Google search- you use it constantly, but do you know the tech backstory? In the mid-1990’s Larry Page and Sergey Brin’s creation was one of about 20 different search engines at the time when it introduced its’ version of MapReduce to do increasingly larger and larger parallel processing jobs giving it advantages in terms of index page speeds along side its’ now famous PageRank algorithm which ultimately helped Google enjoy the dominance it has today.
When we push data (in this case keywords) into a distributed file system like GFS (now Colossus) or HDFS, it uses a process known as MapReduce that actually does something with that data! MapReduce is a divide & conquer process common in Hadoop designs that splits data into manageable pieces, and then performs further sorting functions on it to produce a desired output (i.e. from keywords to PageRank results).
Here’s a really simple example- plug in these individual numbers: 3, 4, 5, 10, 12, 16. The sum of this “input” can be “reduced” to a single “output” of 50. In the below example keywords are sorted and reduced to a base number. At a high level MapReduce consists of 6 basic steps, but the core ones are listed below:
1) Map Phase: data is split amongst nodes, with tasks being assigned to nodes where the data for that task is located.

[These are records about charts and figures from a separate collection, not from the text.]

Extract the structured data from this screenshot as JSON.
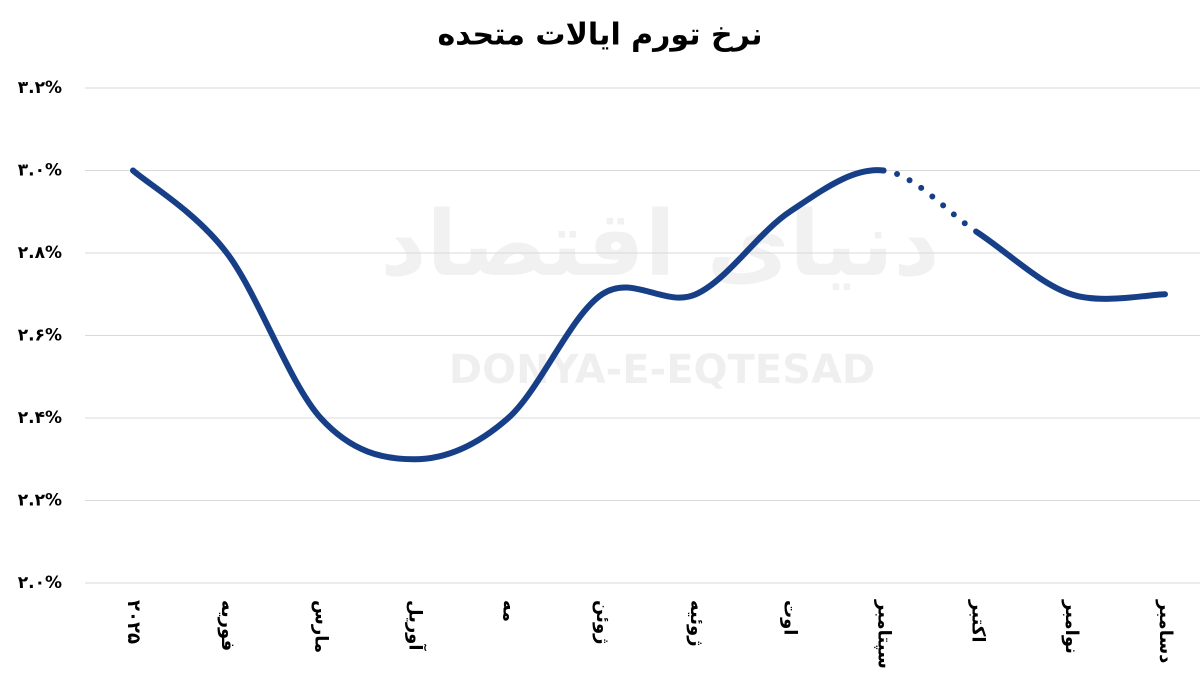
{
  "chart_data": {
    "type": "line",
    "title": "نرخ تورم ایالات متحده",
    "watermark": [
      "دنیای اقتصاد",
      "DONYA-E-EQTESAD"
    ],
    "categories": [
      "۲۰۲۵",
      "فوریه",
      "مارس",
      "آوریل",
      "مه",
      "ژوئن",
      "ژوئیه",
      "اوت",
      "سپتامبر",
      "اکتبر",
      "نوامبر",
      "دسامبر"
    ],
    "series": [
      {
        "name": "نرخ تورم",
        "color": "#163f87",
        "values": [
          3.0,
          2.8,
          2.4,
          2.3,
          2.4,
          2.7,
          2.7,
          2.9,
          3.0,
          2.85,
          2.7,
          2.7
        ]
      }
    ],
    "dotted_segments": [
      [
        8,
        9
      ]
    ],
    "ylim": [
      2.0,
      3.2
    ],
    "yticks": [
      {
        "value": 2.0,
        "label": "۲.۰%"
      },
      {
        "value": 2.2,
        "label": "۲.۲%"
      },
      {
        "value": 2.4,
        "label": "۲.۴%"
      },
      {
        "value": 2.6,
        "label": "۲.۶%"
      },
      {
        "value": 2.8,
        "label": "۲.۸%"
      },
      {
        "value": 3.0,
        "label": "۳.۰%"
      },
      {
        "value": 3.2,
        "label": "۳.۲%"
      }
    ],
    "grid": true
  }
}
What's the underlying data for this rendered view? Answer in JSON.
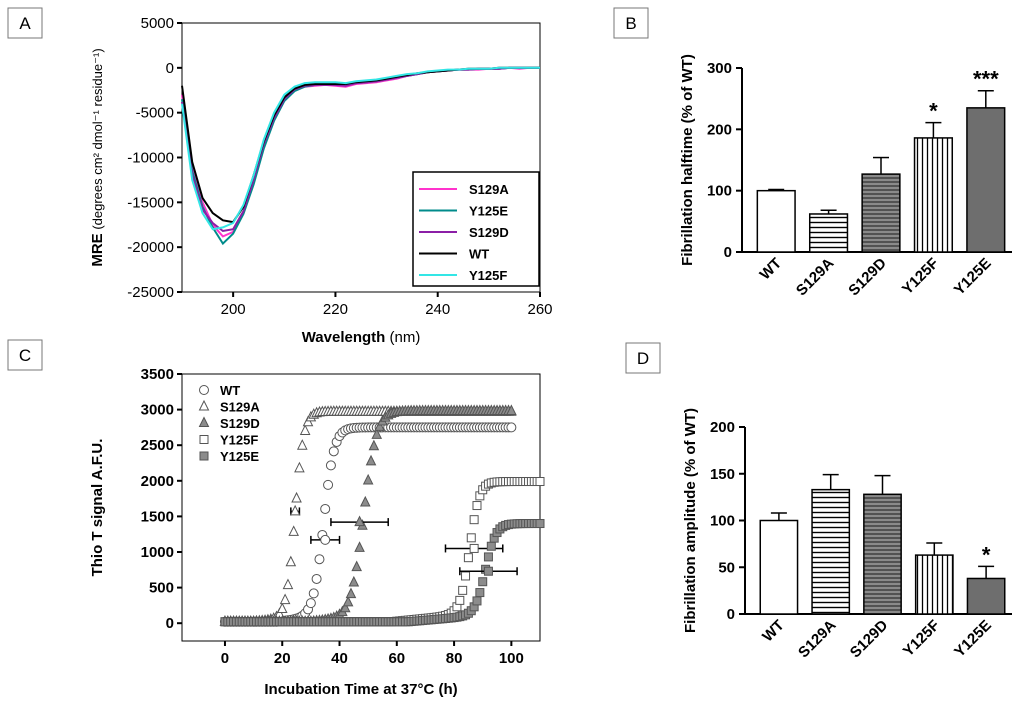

Each node in the map phase emits key‐value pairs based on input one record at a time.
2) Shuffle phase: transfers & mergers results. Output from the mappers is sent to the reducers as partitions.
3) Reduce Phase: each reducer gets one or more partitions, and reads a key and repeatable list of values associated with that key. Reducers return zero or more key‐value pairs based on Google’s application logic. In this simple example the keywords have just been reduced to the sum of the inputs.
In this next example, Google’s MapReduce algorithm is performing word counts on a document. The map method takes an input key and a value, where the key represents a document name and the value is its’ associated content.
The algorithm loops through “a word” on the site, and returns the values: word (w) and count (1). The reduce method takes as input a key (that keyword) and a list of values (v). The list of values is simply the list of counts for that word on the site. In this example, the value is just “1”. The reduce method loops through the counts and just sums them. When the loop is done, the reduce method returns the keyword and it’s total count.
Of course there is a volumes of additional Google search architecture and processes to explore- and Google has moved on from MapReduce for calculating search indexes years ago, but you just read the basics. Now imagine a method sorting through millions of websites hunting for millions more keywords and values a minute and you can begin to imagine how scalable and efficient this divide & conquer architecture needed to be.
Even though Google was a late comer to the search engine war, they won the battles in large part by developing a scale and performance sensitive Hadoop design nearly a decade before Doug Cutting gave that architecture a name. So without even realizing it at the time, their search engineers (amongst them: Sanjay Ghemawat, Howard Gobioff, Shun-Tak Leung, and Jeffrey Dean) are founding fathers behind today’s analytics revolution.